“By far the hardest…

"By far the hardest task came toward the end of the week, when we sorted through our duplicates and decided whose to keep. I realized that we had both been hoarding redundant copies of our favorite books 'just in case' we ever split up. If George got rid of his bea-up copy of To the Lighthouse and I said goodbye to my genital-pink paperback of Couples, read so often in my late teens (when Updike's explorations of the complexities of marriage seemed unimaginably exotic) that it had sundered into a triptych held together with a rubber band -- well, then we would clearly have to stick together for good. Our bridges would be burned."

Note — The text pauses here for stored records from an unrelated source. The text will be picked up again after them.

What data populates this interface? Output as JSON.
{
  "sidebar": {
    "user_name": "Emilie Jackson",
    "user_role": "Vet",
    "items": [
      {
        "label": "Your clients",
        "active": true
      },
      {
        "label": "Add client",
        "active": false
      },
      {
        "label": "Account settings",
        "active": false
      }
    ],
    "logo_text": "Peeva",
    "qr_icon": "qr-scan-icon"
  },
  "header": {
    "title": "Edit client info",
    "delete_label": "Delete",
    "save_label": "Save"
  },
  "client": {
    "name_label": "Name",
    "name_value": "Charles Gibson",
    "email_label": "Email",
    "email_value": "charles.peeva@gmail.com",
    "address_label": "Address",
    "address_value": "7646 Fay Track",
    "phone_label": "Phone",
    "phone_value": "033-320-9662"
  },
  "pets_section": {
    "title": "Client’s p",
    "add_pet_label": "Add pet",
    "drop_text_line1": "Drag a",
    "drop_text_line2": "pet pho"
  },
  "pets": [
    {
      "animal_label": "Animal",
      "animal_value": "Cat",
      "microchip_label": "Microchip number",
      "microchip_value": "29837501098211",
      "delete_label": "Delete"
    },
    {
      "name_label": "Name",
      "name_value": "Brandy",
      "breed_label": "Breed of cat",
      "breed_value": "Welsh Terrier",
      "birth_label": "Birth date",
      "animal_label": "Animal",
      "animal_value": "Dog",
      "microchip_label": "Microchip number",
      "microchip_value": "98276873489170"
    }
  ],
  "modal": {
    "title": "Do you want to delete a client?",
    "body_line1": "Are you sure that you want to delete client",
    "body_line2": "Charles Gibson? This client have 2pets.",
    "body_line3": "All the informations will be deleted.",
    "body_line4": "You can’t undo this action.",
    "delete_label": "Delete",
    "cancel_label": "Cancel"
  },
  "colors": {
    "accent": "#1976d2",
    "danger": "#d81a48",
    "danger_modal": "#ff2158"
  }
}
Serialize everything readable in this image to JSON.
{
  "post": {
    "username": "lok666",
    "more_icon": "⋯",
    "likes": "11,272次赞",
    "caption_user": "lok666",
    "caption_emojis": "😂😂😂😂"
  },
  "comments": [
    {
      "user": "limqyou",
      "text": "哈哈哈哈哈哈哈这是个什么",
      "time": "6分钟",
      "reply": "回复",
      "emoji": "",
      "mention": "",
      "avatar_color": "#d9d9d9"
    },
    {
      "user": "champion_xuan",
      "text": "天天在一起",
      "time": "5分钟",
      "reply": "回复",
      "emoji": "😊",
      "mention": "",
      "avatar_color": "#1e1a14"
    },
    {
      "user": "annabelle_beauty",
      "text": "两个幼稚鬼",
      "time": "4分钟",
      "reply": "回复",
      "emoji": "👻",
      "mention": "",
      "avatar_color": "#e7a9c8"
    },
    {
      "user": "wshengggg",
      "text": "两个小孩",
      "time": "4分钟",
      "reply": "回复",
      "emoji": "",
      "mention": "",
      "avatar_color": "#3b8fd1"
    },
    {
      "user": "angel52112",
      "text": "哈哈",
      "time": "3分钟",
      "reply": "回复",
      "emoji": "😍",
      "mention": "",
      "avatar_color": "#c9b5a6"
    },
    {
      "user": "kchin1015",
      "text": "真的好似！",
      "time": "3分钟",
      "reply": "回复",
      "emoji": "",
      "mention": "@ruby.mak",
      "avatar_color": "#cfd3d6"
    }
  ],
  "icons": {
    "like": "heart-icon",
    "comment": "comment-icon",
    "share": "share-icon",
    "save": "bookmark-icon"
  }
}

-- Anne Fadiman, "Marrying Libraries", Ex Libris

So, I didn't edit today. Instead, we merged our libraries. (When I saw we, I mean that Kevin's main contribution was adding little comments like, "Doesn't James come before Joyce?" Yes, dear. It's tiring, moving hundreds of books. One makes occasional alphabetizing mistakes.) As it turned out, we didn't have many duplicates. They were:

  • The Matisse Stories, Byatt
  • The Awakening, Chopin
  • The Sound and the Fury, Faulkner
  • The Sun Also Rises, Hemingway
  • The Metamorphosis, Kafka
  • The Wind-Up Bird Chroncle, Murakami
  • The Annotated Lolita, Nabokov
  • Anil's Ghost, Ondaatje
  • The Silmarillion, Tolkien
Make of that list what you will. What I got out of it was the conclusion that many great books start with the word "the." We did keep a few duplicates -- generally where I liked my Norton critical edition with the interesting essays and he liked his pretty hardcover edition designed to snag the dilettante. :-)

If you're coming to brunch tomorrow, feel free to snag any of these books you like. They'll be in a stack, along with a few more give-aways (we merged videos last week) on the telephone table.

Eep. I feel both mildly reassured and severely discombobulated. I imagine the latter will pass.